En matière économique, « la part de production des multinationales à l’extérieur de leur pays d’origine ne représentait que 9 % de la production économique mondiale » et ne mettait directement à contribution que 2 % des employés dans le monde. Toujours en 2017, les échanges commerciaux internationaux équivalaient à 29 % du PIB mondial, ce qui laissait une part de 71 % pour le commerce national. Paquin note même qu’en 2010, « les produits Made in China ne comptaient que pour 2,7 % de la consommation personnelle aux États-Unis ».

Oui, mais qu’en est-il alors de tous les emplois perdus ou délocalisés et de l’augmentation de la pauvreté ? Le portrait global oblige encore à conclure aux mythes. En 2019, dans les pays de l’OCDE, le taux d’emploi atteignait un niveau record et la valeur du salaire minimum représentait 50 % du salaire médian, contre 44 % en 2010, sans augmentation du chômage structurel.

Il est vrai, note Paquin, que le taux de syndicalisation a baissé en Occident depuis 1985 — bien que le Québec, à cet égard, fasse exception — et que les emplois manufacturiers moyennement qualifiés ont encaissé le coup. Dans le monde, la pauvreté a diminué, mais, dans les pays de l’OCDE, les inégalités ont augmenté. Ce dernier phénomène, toutefois, serait moins attribuable à la mondialisation qu’à des réformes fiscales nationales.

La crainte d’une mondialisation mortelle pour les États interventionnistes ne s’est pas concrétisée. De 1960 à 2015, on a plutôt assisté à une forte croissance des dépenses publiques et des dépenses sociales publiques. Les pays sociaux-démocrates — Suède, Danemark et Finlande — obtiennent d’ailleurs de meilleurs résultats économiques que les pays libéraux — États-Unis, Canada et Royaume-Uni : taux de syndicalisation plus élevé, plus de dépenses sociales et d’exportations, meilleur taux d’emploi et dette moins élevée, pour moins d’heures travaillées et un PIB par habitant équivalent. Même constat en matière sociale : moins d’inégalités et moins de pauvreté.

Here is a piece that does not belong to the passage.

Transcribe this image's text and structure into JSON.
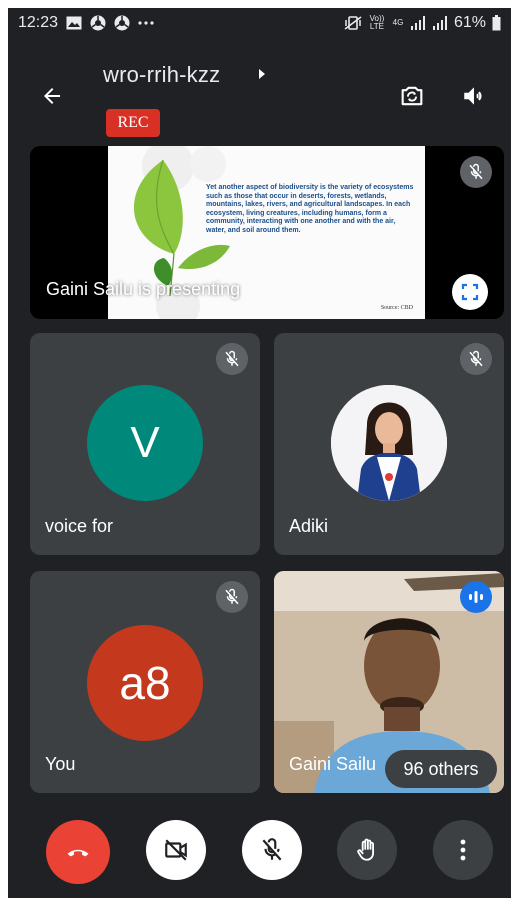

Les petits États interventionnistes scandinaves, et le Québec qui leur ressemble à plusieurs égards, s’en sortent bien, conclut Paquin.

Pourquoi, alors, ce discours pessimiste sur la mondialisation économique ? Les biais cognitifs nous trompent, explique le politologue. On retient plus les mauvaises nouvelles que les bonnes et plus un exemple frappant qu’une fréquence statistique. Paquin évoque aussi la thèse du « pessimisme de gauche », avancée par sa collègue américaine Jennifer L. Hochschild. Les chercheurs en sciences sociales, souvent de gauche, délaissent, dans leurs analyses, la neutralité au profit d’appels à l’émancipation et ne peuvent donc qu’être pessimistes pour susciter la mobilisation. Cette attitude, déplore Paquin, est démotivante, nourrit le cynisme et peut conduire à un inquiétant populisme. Voilà une mise en garde bienvenue.

Ce texte fait partie de notre section Opinion qui favorise une pluralité des voix et des idées. Il s’agit d’une chronique et, à ce titre, elle reflète les valeurs et la position de son auteur et pas nécessairement celles du Devoir.